I’m not a person big on regrets. Yes of course there are things I could have – and wish I had – done differently. People I wish I’d spent more compassion and time on. Things left unsaid. Or unnecessarily said. A left turn when I should have – and knew I should have – turned right. Or gone straightaway. Or stopped the damn car.
But these are choices made one way or the other. These choices represent my values, except for when they represent my nature. Because we all have parts of ourselves that run counter to what we value.
Me? I’m one hasty bastard. I make my decisions quickly, and act accordingly. When things don’t go well, I accept the results of my choices as results of my choices.
Which is to say that every single horrible and so-called regrettable experience I’ve put myself through has been the result of my own choices.
Which means that they make me who I am.
Whether I like myself or not, I’m always proud that I am my own person. No one makes up my mind for me.
So…regrets? No. Not really. Thankyouverymuch.
Every time – every single time – someone asks me what I regret about my life, about the last year, about any time-frame, the answer that always pops in my head is the same:
I regret that I haven’t worked harder at being a writer.
I regret that I didn’t work harder at this in high school. After high school. In college. After college.
The only thing I’ve ever really wanted to be, since the fourth grade when I gave up being an astronaut, is a writer. You’d think I’d work at it.
But I don’t. I make up excuses. I find reasons not to write. I assume I’ll have time.
The grad course I took in the fall was fun. It was a good course. I met some good people. I learned a lot.
Like how I was wasting my time. Like how all the great stuff to read out there is written by someone else. Like how I’ve never been courageous enough to contribute anything.
But most importantly: I learned that I am willing to work really, really hard when I decide to put myself to something.

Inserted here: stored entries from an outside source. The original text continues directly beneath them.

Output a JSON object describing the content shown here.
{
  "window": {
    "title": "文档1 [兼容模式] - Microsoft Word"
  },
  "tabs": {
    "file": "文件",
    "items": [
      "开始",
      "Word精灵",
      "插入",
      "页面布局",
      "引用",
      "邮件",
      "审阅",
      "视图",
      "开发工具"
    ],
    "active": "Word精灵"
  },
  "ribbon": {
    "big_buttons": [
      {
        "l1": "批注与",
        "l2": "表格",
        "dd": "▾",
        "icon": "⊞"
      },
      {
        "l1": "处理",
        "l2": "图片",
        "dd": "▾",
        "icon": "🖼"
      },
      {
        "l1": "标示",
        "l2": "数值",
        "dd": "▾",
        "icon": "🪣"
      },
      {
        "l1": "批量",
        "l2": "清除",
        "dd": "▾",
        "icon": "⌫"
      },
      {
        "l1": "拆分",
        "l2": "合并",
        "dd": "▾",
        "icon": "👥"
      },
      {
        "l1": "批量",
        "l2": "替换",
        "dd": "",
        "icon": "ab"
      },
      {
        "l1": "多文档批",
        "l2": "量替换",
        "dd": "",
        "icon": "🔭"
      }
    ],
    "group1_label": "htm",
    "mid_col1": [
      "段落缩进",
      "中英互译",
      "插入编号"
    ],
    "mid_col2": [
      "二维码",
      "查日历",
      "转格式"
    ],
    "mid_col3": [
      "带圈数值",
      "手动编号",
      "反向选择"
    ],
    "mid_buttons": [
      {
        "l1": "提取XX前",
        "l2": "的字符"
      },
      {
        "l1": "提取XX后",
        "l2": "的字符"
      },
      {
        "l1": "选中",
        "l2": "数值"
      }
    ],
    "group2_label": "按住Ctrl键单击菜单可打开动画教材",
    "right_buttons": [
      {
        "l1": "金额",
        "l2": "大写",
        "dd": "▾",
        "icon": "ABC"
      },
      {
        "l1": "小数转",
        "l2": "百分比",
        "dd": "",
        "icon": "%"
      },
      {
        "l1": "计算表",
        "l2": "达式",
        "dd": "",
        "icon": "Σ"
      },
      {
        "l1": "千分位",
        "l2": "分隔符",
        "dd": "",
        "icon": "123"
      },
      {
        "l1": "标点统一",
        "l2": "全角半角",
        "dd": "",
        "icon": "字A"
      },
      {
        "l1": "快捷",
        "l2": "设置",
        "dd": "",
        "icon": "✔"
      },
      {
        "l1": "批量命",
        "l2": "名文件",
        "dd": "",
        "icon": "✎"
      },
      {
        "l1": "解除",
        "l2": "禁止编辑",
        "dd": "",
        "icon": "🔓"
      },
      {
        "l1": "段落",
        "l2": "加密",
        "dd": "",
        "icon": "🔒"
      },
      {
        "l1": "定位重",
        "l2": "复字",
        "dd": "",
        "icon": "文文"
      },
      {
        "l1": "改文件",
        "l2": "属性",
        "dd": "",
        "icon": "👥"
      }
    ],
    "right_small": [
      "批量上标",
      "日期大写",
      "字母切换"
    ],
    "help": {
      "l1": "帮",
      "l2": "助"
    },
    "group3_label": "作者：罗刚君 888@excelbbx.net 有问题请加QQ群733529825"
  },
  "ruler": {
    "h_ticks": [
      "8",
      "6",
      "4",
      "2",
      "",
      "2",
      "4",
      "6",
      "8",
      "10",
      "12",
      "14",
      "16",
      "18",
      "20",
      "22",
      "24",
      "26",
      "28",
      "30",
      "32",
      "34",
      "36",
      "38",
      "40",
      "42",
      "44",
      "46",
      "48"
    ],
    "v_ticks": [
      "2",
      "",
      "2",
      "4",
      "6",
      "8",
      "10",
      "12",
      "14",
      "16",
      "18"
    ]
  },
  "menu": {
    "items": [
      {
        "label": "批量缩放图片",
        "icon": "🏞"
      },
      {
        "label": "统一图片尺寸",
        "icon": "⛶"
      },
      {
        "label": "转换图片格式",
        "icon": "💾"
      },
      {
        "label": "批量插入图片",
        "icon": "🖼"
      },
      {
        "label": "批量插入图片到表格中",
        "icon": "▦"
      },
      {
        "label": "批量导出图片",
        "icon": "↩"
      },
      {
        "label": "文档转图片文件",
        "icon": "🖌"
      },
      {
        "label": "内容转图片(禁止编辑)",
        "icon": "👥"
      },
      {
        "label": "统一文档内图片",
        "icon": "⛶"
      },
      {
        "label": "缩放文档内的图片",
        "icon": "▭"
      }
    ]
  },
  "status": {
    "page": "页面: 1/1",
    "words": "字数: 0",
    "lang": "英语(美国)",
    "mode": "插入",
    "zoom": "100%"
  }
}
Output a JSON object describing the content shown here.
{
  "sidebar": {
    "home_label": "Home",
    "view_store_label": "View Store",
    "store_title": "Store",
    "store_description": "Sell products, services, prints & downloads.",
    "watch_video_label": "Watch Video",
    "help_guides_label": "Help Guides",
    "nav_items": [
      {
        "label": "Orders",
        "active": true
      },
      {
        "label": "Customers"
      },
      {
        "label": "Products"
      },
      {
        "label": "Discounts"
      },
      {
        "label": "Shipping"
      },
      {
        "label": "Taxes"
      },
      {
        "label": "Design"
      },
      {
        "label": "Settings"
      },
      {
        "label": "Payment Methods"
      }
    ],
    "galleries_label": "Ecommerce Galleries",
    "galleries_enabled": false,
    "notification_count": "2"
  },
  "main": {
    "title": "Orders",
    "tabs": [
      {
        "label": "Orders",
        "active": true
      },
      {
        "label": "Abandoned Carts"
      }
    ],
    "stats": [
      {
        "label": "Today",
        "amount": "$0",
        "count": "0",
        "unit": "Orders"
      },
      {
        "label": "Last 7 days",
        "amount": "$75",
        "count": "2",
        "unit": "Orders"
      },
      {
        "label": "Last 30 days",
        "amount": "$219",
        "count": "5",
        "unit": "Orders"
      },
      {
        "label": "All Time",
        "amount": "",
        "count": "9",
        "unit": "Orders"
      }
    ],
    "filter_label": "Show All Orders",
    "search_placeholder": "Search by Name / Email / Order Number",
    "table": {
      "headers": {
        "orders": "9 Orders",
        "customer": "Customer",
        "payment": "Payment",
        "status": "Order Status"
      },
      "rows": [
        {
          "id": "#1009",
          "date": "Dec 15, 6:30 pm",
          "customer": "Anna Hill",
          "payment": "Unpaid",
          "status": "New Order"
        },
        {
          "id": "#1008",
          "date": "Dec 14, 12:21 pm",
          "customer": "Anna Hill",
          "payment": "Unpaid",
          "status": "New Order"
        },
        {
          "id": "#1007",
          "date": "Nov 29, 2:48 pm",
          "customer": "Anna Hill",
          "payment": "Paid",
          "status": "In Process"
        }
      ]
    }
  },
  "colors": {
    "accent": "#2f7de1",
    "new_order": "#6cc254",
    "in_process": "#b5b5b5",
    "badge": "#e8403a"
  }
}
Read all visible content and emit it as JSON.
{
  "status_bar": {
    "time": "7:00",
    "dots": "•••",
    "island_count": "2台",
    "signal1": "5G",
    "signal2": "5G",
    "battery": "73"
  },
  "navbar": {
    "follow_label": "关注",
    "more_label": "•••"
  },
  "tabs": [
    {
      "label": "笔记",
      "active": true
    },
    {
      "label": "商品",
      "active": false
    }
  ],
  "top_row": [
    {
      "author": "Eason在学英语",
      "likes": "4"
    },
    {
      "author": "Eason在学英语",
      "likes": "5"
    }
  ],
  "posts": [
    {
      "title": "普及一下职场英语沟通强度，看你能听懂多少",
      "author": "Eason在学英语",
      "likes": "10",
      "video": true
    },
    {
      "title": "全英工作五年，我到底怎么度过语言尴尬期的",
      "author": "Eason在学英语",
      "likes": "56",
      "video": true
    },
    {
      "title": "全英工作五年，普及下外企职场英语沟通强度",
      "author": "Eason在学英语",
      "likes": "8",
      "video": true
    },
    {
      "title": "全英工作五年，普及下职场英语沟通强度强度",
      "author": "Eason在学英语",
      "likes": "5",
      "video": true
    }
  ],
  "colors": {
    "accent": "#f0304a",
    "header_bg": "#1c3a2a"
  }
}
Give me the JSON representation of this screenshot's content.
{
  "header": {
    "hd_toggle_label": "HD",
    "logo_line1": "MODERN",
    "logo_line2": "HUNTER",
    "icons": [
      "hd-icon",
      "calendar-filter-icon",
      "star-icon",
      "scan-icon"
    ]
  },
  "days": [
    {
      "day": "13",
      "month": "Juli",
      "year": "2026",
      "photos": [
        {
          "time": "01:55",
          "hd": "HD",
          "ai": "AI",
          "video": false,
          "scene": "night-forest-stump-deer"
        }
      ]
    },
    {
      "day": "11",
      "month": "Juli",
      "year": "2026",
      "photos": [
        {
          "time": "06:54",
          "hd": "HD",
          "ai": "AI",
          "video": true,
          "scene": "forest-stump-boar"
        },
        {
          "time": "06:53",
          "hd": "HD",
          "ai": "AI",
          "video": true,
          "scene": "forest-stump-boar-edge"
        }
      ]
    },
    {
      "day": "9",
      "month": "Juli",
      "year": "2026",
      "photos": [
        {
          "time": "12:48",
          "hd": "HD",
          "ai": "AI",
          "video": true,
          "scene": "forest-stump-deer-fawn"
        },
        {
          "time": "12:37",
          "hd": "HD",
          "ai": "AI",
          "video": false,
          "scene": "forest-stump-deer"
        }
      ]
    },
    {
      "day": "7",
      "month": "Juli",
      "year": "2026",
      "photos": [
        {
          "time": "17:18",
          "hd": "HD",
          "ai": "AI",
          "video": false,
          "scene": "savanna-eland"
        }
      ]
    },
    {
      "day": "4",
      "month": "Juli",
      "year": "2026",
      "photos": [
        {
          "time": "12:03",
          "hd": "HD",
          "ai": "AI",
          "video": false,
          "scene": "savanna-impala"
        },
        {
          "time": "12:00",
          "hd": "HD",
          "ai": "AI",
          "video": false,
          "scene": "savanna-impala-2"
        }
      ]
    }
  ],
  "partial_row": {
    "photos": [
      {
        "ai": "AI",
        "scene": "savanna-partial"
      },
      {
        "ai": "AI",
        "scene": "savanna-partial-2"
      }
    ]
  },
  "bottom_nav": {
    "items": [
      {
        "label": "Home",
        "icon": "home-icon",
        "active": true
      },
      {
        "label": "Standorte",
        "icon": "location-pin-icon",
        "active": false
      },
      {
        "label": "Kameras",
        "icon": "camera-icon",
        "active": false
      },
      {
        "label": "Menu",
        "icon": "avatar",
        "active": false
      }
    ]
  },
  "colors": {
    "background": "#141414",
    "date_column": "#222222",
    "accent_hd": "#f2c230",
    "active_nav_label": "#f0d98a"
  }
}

So, for now at least, I won’t be continuing with grad school. This is not a hasty decision. I began thinking about it last semester. As I learned more and more about a writer I admire and thinking more and more about how books and fictions have shaped my life, I became saddened that I’ve never tried to make something that might mean the same to someone else. I turned this over in my mind through more than half of the semester, keeping my own counsel. And now, months later, I feel exactly the same way.
I feel like I’ve never even tried to live the life I want to live it.
So instead of another class or two, I will spend that time on writing.
I’m not going to pressure myself in any way other than to sit down every single day to write.
At the beginning of next fall semester, if even a single day has gone by in which I didn’t write, I will sign up for more grad classes and continue again down that road.(1)
But if I don’t, it’s because I’m doing the thing I’ve always wanted to do. Whether or not I can make a living at it.
- There’s the problematic vacation that Ashley and I are planning in May. I have a few months to figure out how I’ll handle vacation and writing, but I’ll make up my mind and stick to it. Or I won’t. And then I’ll face my own consequences.